A filósofa espanhola Adela Cortina, no livro “Aporofobia, a aversão ao pobre”, constata a cultura e o discurso de ódio contra as pessoas diferentes, sobretudo por serem pobres (cf. Aporofobia, el rechazo al pobre, p. 29-33). Essa intolerância se traduz em perseguições, agressões e até assassinatos cruéis. Infelizmente, tais atitudes são alimentadas, em grande parte, por autoridades públicas mundiais, que vivem dos impostos pagos por todos os cidadãos, e deveriam respeitar a cada pessoa. O ódio não se dirige apenas aos que erram, mas também aos adversários, aos migrantes, rotulados como criminosos. Lamentavelmente, algumas vezes o discurso odioso é feito em nome de Deus, da religião, da pátria e da família.
O papa Francisco afirmou que a humanidade está ferida, possui profundas feridas e, por isto precisa tanto de misericórdia. Ele constata as doenças sociais, mas também as feridas causadas pela pobreza, pela exclusão social, pelas inúmeras escravidões do terceiro milênio, bem como pelo relativismo com a perda do sentido do pecado que destrói a vida (cf. O nome de Deus é misericórdia, p. 65). Vivemos as sequelas deixadas pela pandemia, quando as feridas aumentaram. A humanidade precisa de misericórdia. Não precisamos de armas para matar o inimigo, mas de amor para sarar as feridas provocadas pelo ódio. “Sem a misericórdia, sem o perdão de Deus, o mundo não existiria, não poderia existir (Idem, p. 56). Ainda, conforme discurso do papa Francisco aos bispos do Brasil, em julho de 2013, a nossa Igreja precisa ter entranhas maternas de misericórdia.

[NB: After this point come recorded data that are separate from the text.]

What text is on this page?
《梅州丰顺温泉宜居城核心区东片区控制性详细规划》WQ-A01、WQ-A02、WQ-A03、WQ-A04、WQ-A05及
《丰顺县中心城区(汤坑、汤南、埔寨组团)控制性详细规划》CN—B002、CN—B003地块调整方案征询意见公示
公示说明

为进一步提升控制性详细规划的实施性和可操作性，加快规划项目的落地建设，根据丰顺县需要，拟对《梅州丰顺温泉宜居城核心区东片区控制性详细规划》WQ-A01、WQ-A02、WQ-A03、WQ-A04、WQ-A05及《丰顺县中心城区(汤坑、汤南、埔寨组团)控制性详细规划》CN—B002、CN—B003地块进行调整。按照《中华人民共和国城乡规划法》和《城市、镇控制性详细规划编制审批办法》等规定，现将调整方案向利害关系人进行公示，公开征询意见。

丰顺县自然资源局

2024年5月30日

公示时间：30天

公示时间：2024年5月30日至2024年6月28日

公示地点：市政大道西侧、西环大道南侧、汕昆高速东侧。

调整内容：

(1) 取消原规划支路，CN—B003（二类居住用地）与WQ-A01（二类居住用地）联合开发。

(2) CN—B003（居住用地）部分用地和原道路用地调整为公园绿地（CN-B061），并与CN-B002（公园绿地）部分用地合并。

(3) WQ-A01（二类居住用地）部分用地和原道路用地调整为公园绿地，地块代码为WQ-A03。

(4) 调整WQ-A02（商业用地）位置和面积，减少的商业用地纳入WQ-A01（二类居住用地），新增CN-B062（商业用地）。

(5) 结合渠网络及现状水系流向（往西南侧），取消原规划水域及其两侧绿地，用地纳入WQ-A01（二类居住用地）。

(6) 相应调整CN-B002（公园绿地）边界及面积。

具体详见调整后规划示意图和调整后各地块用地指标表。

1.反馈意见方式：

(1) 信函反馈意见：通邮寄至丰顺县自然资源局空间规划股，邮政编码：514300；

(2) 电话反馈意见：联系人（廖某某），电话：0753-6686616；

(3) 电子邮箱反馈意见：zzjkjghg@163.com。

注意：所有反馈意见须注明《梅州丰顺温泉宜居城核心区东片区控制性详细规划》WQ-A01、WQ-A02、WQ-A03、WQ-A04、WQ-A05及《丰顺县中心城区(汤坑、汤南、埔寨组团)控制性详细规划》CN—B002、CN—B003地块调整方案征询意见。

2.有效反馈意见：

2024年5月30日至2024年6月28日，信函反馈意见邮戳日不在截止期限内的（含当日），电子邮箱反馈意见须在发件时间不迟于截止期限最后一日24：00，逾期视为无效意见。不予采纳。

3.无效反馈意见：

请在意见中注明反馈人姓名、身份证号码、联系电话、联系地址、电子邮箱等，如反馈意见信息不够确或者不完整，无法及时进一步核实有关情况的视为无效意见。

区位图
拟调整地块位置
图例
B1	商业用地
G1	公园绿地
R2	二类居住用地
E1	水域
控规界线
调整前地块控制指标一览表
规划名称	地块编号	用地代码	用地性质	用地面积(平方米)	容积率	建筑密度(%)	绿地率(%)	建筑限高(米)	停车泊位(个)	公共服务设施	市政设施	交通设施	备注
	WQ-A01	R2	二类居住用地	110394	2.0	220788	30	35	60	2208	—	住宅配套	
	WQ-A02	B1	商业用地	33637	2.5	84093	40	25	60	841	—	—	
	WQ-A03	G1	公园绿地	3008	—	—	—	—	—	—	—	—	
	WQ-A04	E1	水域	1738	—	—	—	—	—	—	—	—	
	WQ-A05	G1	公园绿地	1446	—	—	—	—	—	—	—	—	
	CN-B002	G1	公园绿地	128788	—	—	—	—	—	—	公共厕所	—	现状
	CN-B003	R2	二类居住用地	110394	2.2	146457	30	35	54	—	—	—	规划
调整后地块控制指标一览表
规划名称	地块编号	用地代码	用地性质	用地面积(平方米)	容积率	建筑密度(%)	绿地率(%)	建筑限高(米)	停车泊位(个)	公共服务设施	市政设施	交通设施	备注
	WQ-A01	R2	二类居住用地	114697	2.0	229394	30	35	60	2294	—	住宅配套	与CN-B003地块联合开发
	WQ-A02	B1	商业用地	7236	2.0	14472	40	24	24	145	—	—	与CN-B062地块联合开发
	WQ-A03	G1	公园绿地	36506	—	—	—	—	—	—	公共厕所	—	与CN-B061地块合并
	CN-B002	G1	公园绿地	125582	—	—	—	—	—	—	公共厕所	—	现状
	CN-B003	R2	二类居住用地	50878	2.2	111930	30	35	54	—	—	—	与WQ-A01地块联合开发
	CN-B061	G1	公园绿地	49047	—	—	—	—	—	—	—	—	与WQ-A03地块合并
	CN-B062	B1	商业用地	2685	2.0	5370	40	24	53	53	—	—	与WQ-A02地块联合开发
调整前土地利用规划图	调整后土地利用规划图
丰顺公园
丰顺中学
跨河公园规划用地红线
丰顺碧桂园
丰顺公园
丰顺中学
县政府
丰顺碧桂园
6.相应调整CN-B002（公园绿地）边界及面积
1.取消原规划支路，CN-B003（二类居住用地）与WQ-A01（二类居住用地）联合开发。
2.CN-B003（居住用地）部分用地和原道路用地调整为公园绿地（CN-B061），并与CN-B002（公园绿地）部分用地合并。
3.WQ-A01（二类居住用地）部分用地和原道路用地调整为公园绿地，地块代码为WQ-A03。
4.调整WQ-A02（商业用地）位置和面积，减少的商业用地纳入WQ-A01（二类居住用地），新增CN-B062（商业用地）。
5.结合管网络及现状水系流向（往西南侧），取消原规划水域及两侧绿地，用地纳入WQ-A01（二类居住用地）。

Na Bula deste Ano Jubilar, o papa Francisco nos convida a abrir o coração e a mente para perdoar. Para ele, “perdoar não muda o passado, não pode modificar o que já aconteceu; no entanto, o perdão pode permitir-nos mudar o futuro e viver de forma diferente, sem rancor, ódio e vingança. O futuro iluminado pelo perdão permite ler o passado com olhos diversos, mais serenos, mesmo que ainda banhados de lágrimas” (Spes non Confundit, n. 23).